According to local sales data, asking prices are frequently negotiated down by 20%; avoid this loss by keeping your home in good condition.
“Buyers are not always well informed about renovations or the costs associated with them. When they notice something wrong with the property, they will regularly want to deduct much more from your asking price than the cost of making the necessary repairs,” explains Samuel Seeff, Chairman of the Seeff Property Group, “it is not uncommon for a buyer to want to shave R50,000 to R100,000 off the asking price because, for example, the bathrooms are in poor condition.”
In this article, we touch on some critical aspects of essential home maintenance that can ultimately ensure that your original asking price is "locked down", including:
Home maintenance can seem like a daunting venture for most, and it can be challenging to know where to start. Anyone in the real estate industry can tell you that the first step is to inspect the property and scrutinise it as if you are a potential buyer. Pay special attention to the exterior and interior of the house for a thorough maintenance treatment.
We all know the saying "don't judge a book by its cover"; however, this is not always the case when someone chooses a property to rent or buy. The house's exterior needs to reflect the value of its asking price - leaving potential buyers or letters little reason to negotiate a lower amount.
Start from the outside and work your way in. What is the condition of the grounds? Are pathways cleared, leaves raked, plants watered regularly, hedges trimmed and lawn up-to-par? If there is a swimming pool, make sure it is in pristine condition and alluring. The same applies to a Jacuzzi: no cracks, no leaks, or filth.
Inspect for chips or peeling paint to cover up, make sure walls are clean and gutters are clear and unclogged.
Bins must be neat and orderly. The garage should be clean and well-organised. Nothing is more disappointing than a garage that is a "no-go" zone when prospective buyers or tenants come to see the house.
First impressions can last the longest. Consider the “viewing” experience of the prospective buyer or tenants when they first walk into the home, put yourself in their shoes. Maintain the interior of your home to ensure that you get the most out of your investment.
The house should also be cleaned entirely, particularly the bathrooms and kitchen and the closets, windows, and wall and floor tiles. Steam cleaning is required for carpets. Check that the curtain rods or rails are in good functioning condition.
Bedrooms are relatively low maintenance in comparison to bathrooms and kitchens. For bedrooms, make sure that the cupboards and shelves are in working order, with no mould, dust or grime hiding in the corners.

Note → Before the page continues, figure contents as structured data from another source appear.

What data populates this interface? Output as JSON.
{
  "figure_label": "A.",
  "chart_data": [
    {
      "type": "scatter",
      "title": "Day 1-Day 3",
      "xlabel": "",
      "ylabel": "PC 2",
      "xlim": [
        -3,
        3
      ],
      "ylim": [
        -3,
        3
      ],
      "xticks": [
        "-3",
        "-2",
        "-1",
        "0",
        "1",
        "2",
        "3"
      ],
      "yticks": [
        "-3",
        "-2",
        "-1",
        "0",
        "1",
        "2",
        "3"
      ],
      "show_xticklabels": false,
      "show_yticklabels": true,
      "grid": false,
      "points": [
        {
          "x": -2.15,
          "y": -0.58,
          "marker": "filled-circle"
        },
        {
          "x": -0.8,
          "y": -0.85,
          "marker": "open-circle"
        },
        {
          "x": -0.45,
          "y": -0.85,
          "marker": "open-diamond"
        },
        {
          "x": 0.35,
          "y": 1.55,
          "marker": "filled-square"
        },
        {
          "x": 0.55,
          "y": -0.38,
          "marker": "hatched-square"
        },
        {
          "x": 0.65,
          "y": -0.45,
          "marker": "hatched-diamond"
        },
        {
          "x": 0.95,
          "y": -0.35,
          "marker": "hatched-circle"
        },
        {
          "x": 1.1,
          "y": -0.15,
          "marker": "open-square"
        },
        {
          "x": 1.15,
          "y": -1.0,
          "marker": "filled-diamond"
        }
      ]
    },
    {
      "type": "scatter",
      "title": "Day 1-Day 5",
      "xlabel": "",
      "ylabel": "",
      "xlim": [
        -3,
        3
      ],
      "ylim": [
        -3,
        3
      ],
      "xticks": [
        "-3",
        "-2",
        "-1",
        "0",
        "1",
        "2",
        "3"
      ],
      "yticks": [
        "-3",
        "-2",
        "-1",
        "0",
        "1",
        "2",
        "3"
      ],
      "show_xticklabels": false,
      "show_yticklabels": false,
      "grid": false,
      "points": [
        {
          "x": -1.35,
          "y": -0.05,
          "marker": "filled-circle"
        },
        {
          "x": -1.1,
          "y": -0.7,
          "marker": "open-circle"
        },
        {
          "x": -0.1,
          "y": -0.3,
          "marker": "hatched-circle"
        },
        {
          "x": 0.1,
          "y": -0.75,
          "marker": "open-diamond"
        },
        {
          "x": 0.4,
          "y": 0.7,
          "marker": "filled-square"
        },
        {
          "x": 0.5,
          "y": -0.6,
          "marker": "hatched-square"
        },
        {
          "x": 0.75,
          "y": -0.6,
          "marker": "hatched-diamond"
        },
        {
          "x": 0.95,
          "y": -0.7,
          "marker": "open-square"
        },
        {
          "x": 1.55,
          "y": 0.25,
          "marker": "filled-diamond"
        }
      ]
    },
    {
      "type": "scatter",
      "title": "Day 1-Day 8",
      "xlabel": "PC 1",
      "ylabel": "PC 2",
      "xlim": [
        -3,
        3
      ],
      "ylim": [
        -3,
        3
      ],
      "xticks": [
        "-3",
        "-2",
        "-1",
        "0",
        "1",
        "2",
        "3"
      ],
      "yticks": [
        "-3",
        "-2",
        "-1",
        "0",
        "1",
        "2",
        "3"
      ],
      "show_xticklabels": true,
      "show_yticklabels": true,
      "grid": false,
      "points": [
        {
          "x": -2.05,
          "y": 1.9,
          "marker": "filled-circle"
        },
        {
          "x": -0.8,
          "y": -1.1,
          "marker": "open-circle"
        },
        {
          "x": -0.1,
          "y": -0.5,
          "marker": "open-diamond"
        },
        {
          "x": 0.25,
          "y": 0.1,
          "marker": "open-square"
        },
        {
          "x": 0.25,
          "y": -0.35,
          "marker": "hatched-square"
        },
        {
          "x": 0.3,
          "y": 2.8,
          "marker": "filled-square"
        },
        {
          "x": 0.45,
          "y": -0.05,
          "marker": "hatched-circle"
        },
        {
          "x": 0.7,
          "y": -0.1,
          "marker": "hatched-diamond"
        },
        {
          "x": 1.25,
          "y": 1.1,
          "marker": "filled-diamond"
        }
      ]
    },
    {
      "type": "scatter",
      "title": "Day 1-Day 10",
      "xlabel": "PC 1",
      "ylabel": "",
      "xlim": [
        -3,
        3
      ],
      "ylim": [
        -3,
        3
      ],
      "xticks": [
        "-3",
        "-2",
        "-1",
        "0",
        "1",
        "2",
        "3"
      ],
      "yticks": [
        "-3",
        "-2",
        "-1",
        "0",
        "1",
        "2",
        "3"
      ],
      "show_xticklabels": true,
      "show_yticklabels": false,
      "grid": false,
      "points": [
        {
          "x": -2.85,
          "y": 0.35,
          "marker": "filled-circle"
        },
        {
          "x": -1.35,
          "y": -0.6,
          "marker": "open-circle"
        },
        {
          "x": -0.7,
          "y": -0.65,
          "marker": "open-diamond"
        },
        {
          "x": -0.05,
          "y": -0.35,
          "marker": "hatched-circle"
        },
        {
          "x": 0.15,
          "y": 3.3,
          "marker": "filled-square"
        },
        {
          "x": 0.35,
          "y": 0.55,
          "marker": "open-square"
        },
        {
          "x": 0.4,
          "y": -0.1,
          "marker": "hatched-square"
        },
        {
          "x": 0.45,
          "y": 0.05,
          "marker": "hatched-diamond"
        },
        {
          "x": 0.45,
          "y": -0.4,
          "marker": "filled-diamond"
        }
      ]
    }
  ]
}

Bathrooms and kitchens can be more tricky. Although the same applies to the cupboards and shelving, special attention should be paid to the taps and basins - are they clean, is the water pressure adequate, and are there any leaking taps or blocked drains.
Be careful of outdated features and finishes; they impact what buyers or tenants would be willing to pay. Consider upgrading obsolete parts. It is often as simple as retiling and changing handles and fittings.
According to Seeff, you should always keep fittings, paint, and flooring neutral because tastes and points of view can differ enormously. Brightly coloured walls, tiles and detailed creative decorations may be off-putting to buyers and tenants who do not share your aesthetic tastes. When the buyer looks at it, they may think, "I'll have to paint and replace the tiles," and therefore demand a reduction in your asking price. View our Top 2022 interior decor colour trends for inspiration.
Other critical security measures that are often overlooked, but need to be maintained, involve ensuring that all doors are adequately installed and in full working order (if keys are missing, consider replacing the locks) and that the gates operate well (with extra keys and remotes available). Adequate lighting in the front and back gardens is always a bonus.
Owners should ensure their property is adequately secured and that everything is in working order - good security is a strong selling point.
Increasingly, buyers and tenants are also looking for off-the-grid features, given the electricity and water challenges. Features such as water tanks and greywater usage and alternative heating such as solar are becoming high-demand features.
When managing off-the-grid systems, ensure that everything is in complete working order, as promised to the potential buyer or tenant, and that they are well informed about how to operate these systems before moving in, including:
For many, their home is their most significant investment, and maintaining it is a must. “Property buyers and tenants generally pay more for a well-maintained home. Keeping your property in good condition underscores the integrity of your asset so that it can appreciate in value,” says Samuel Seeff.